Wasser wurde abgepumt und die Pflanzen erst mal in Regentonnen untergebracht.
 

Nach einigen Diskussionen mit meiner Frau ( es ging um die Seerosen ) wurde dieser einfach geteilt.
 
25ooo Liter bleiben Gartenteich und Pflanzenfilter , und 30ooo Liter nur für Koi.
Die Folie wurde einfach abgeschnitten und eine Trennwand die 5 cm unter dem Wasserspiegel
liegt gezogen. Bodenabläufe und Skimmer wurden verlegt und die Teichform für die Koi mit
Kalksandstein geklebt.
 
Die Folie wurde Faltenfrei eingeschweißt.
 
Der Filter wurde angeschlossen.
 
Dann das schwierigste, die Randgestaltung. 
 
Dann zogen auch irgendwann die ersten Koi ein.
 
Da diese nun ja nicht mehr zu den Pflanzen konnten war meine
Frau nun auch wieder mit mir den Fischen und ihren Seerosen zu Frieden.
 
Grüße aus Malchin
Michael


----------



## Annett (17. Nov. 2006)

*AW: Lieber spät als nie*

Hallo Michael,

na wenn das keine gelungene Vorstellung ist! 
Deine beiden Teiche sehe wirklich klasse aus und wenn dann auch noch die bessere Hälfte mit dem Ergebniss zufrieden ist - was will man mehr?! 
Nutz Ihr den Pflanzenteich auch richtig als Pflanzenfilter für den größeren Teich?

Das Lob bezüglich des Umgangston gebe ich gern an die User hier im Forum weiter. Denn wenn man mit seinem "Gegenüber" so umgeht, wie man es selbst von anderen erwartet, dann sollte sowas auch einigermaßen funktionieren.  Meinungsverschiedenheiten sind dafür da ausdiskutiert zu werden, aber dabei sollten halt alle fair bleiben.
Ansonsten kommen wir ins Spiel.


----------



## Thorsten (17. Nov. 2006)

*AW: Lieber spät als nie*

Hi Michael,

gelungene Vorstellung, sehr schöner Koiteich.

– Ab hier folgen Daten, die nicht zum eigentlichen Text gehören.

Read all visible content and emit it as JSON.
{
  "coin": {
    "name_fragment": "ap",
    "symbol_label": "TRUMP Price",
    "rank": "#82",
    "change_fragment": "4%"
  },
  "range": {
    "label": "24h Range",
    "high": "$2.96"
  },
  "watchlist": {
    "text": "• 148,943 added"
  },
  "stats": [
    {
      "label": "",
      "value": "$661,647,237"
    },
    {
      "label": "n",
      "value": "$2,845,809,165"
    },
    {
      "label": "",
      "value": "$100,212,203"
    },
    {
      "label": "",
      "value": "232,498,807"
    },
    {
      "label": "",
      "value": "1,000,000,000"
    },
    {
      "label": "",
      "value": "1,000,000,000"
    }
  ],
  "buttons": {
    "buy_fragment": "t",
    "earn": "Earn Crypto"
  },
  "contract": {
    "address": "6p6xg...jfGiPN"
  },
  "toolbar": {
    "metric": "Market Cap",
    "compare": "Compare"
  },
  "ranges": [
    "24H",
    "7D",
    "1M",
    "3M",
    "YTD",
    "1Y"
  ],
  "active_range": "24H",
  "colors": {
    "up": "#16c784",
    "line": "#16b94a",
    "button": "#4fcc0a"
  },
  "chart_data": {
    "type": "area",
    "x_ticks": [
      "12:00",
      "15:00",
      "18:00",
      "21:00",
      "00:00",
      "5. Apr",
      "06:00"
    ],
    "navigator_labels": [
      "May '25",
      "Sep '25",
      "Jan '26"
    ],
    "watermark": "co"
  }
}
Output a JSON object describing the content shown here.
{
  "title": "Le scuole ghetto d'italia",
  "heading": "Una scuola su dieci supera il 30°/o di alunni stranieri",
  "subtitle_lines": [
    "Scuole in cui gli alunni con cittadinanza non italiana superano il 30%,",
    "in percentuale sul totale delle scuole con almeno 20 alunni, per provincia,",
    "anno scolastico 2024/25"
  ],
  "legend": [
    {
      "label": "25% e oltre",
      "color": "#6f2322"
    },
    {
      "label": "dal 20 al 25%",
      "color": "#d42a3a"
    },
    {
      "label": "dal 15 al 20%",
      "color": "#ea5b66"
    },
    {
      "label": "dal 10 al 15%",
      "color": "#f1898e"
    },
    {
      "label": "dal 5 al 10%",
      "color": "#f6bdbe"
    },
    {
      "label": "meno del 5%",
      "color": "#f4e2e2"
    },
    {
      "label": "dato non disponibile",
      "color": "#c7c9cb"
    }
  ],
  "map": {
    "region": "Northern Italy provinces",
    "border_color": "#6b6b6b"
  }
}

An dieser Stelle nochmals, herzlich Willkommen bei uns.


----------



## Michael K (17. Nov. 2006)

*AW: Lieber spät als nie*

Hallo Anett,

da es eine Schwerkraftanlage ist wird das Wasser von einer hinter dem
Filter liegenden Pumpkammer unter dem Wasserspiegel in den Pflanzenfilter gepumpt.
Die Trennwand ist 5 cm unter dem Wasserspiegel, so das es wieder in den Koiteich läuft.
Im Sommer wenn die Koi im Teich sind schalte ich einen 2 Meter hohen Abschäumer da zu.
Ich möchte auch da rauf hinweisen das keine Koi in diesen Teich überwintern.


----------



## Annett (17. Nov. 2006)

*AW: Lieber spät als nie*

Hallo Michael,

5cm unter Wasserlinie und die Koi machen keine Versuche, sich zum "Salat" vorzuarbeiten?
Und für Deine Koi hast Du eine generelle Innenhälterung? Was hat Dich dazu bewegt?


----------



## Michael K (17. Nov. 2006)

*AW: Lieber spät als nie*

Hallo Anett,

die Zwischenwand besteht aus 17,5 er Betonschalsteinen verankert mit Eisen.
Die alte Folie wurde mit der neuen auf der Zwischenwand zusammen geschweißt.
Mit Inoteck habe ich dann Granitplatten mit kleinen Zwischenräumen fixiert.
Da gibt es kein Durchkommen. Allerdings bekommen die Jungs und Mädels auch 
Kopfsalat und geviertelte Apfelsinen.
Na dann will ich mal auch noch meine Innenhälterung beschreiben.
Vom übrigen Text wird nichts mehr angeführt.